Background: The sustained compression to the spinal cord caused by muscle scars after surgery in Spinal Cord Injury (SCI) models makes it difficult to evaluate the effectiveness of therapeutic regimens. The present study aims to evaluate potential strategies to reduce such compression.
Materials and Methods: Rat SCI models were used and divided into two groups: one with muscle layer sutured after surgery and the other not sutured. The time point of muscle scar formation was determined by hematoxylin and eosin stain. Magnetic Resonance Image (MRI) was performed after the determined time point to observe the severity of compression of muscle scar against the injured spinal cord in both groups. The Basso, Beattie, and Bresnahan score (BBB score) was used to evaluate the locomotor outcomes.
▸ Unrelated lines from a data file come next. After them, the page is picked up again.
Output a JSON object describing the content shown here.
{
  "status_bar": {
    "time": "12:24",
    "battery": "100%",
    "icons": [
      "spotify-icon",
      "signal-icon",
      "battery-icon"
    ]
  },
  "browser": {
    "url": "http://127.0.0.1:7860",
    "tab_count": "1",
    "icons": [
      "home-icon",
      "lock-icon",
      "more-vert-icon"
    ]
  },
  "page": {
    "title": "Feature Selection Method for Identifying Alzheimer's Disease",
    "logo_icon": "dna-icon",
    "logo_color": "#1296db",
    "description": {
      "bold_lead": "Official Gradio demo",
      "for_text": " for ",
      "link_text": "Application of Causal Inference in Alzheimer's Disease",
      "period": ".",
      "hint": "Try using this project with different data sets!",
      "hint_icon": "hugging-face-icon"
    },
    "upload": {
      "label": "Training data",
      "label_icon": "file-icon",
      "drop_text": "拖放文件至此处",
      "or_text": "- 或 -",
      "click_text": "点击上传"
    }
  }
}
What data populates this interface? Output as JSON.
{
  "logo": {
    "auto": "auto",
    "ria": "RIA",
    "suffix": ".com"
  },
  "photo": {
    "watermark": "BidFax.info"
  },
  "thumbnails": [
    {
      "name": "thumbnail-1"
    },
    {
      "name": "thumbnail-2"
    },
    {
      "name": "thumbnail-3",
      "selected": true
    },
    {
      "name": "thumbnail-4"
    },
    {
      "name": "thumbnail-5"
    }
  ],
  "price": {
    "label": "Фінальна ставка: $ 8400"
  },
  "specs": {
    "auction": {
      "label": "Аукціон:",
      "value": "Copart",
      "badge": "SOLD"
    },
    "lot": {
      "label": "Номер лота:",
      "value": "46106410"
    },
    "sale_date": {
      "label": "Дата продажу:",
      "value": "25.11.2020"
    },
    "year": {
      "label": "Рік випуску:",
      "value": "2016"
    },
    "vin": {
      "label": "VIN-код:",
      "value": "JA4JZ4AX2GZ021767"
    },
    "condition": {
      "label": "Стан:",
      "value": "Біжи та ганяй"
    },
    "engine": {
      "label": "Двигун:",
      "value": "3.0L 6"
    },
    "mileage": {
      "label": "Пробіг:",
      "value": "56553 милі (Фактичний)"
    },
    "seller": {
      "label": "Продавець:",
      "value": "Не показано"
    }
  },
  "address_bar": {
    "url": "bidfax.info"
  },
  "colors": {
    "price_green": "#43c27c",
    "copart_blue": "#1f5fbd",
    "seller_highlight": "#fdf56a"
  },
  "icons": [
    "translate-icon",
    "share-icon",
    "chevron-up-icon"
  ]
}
Results: The scar formed in the third week after the muscle was dissected. MRI in the fourth week after surgery indicated that the rats with muscle layer sutured experienced more severe compression against the spinal cord than those not sutured. The concave caused by muscle scars in the injured spinal cord tissue of the muscle layer sutured rats was more obvious than that in non-sutured ones. There were no statistically significant differences in the BBB score between the two groups (p>0.05).
Conclusion: The compression to the injured spinal cord caused by muscle scars after surgical procedures could be relieved if the muscle layer is not sutured, and this non-suturing management may makes it easy to evaluate the effectiveness of therapeutic regimens in rat SCI models.